Personal information
- Full name: Edmond Akhtar
- Date of birth: 18 November 1971 (age 53)
- Place of birth: Tehran, Iran
- Position(s): Forward

Senior career*
- Years: Team / Apps / (Gls)
- 1991–1993: Ararat Tehran
- 1994–1999: Esteghlal
- 1999–2000: Pas Tehran
- 2006–2007: Sanati Kaveh

International career^{‡}
- 1996: Iran / 6 / (2)

= Edmond Akhtar =

Iranian-Armenian footballer

Edmond Akhtar (ادموند اختر) is a retired Iranian-Armenian football player.

==Career==
In 1991, Akhtar started his career with Ararat Tehran of the Azadegan League. After spending several years with the team, Akhtar transferred to Tehran based side Esteghlal F.C. While at the club, Akhtar became a fan favorite, leading the team in scoring and becoming one of the top scorers in the 1994–95 season. After spending several successful seasons with the team, Akhtar moved to Pas Tehran F.C. in 2000. Spending only one season with the team, Akhtar retired.

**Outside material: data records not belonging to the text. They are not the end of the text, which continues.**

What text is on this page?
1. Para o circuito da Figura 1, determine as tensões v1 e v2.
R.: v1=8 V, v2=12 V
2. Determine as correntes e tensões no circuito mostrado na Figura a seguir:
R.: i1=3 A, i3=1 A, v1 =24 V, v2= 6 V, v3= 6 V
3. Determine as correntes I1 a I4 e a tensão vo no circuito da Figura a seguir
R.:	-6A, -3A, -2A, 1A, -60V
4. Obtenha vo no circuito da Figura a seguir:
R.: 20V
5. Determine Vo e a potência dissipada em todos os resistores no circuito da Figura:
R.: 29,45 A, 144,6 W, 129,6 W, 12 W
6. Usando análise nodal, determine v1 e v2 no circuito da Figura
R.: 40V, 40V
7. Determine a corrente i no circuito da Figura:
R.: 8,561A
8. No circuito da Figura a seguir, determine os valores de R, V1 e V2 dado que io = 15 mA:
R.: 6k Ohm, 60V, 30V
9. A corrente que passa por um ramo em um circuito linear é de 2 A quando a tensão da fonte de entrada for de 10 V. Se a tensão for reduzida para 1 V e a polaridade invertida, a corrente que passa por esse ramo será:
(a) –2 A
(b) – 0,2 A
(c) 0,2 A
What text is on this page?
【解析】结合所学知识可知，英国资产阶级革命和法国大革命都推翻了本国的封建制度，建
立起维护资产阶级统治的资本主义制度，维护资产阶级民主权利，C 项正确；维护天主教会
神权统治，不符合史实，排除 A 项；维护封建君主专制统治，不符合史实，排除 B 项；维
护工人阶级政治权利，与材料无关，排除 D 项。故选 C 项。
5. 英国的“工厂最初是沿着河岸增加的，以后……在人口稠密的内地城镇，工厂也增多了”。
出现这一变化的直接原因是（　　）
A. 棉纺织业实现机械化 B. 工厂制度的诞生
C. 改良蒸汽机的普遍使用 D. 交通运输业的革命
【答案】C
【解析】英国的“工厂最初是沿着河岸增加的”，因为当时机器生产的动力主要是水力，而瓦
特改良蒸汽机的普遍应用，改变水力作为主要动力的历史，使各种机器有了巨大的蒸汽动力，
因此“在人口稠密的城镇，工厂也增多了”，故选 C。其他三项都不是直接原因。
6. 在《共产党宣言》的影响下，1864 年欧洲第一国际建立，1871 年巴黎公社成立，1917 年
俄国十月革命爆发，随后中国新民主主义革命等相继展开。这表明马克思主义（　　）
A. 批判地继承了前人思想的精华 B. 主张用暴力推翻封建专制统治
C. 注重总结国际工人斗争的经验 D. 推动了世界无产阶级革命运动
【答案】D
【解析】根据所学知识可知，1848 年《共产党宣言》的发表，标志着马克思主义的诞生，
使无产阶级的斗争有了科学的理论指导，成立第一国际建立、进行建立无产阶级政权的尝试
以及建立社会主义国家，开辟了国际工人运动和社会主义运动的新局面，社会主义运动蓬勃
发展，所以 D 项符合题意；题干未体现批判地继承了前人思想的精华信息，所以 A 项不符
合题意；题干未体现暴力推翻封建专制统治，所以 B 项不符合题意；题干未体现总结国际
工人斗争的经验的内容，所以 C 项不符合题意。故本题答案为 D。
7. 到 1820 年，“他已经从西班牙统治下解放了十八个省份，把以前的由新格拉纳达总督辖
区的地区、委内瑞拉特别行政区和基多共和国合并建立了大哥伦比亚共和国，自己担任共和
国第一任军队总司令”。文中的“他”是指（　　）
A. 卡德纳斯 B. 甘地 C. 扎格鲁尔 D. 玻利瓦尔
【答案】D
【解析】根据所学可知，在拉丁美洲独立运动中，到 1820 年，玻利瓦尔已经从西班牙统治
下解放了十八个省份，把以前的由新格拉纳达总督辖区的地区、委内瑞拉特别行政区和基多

He attempted a comeback in 2006, signing with second division side Sanati Kaveh F.C.

==International==
Akhtar's success as a member of Esteghlal F.C. earned him several caps with Iranian national football team. In 1996, he made his international debut against Turkmenistan. Akhtar scored his first goal several games later, notching an equalizer for Iran against the Kuwait national football team.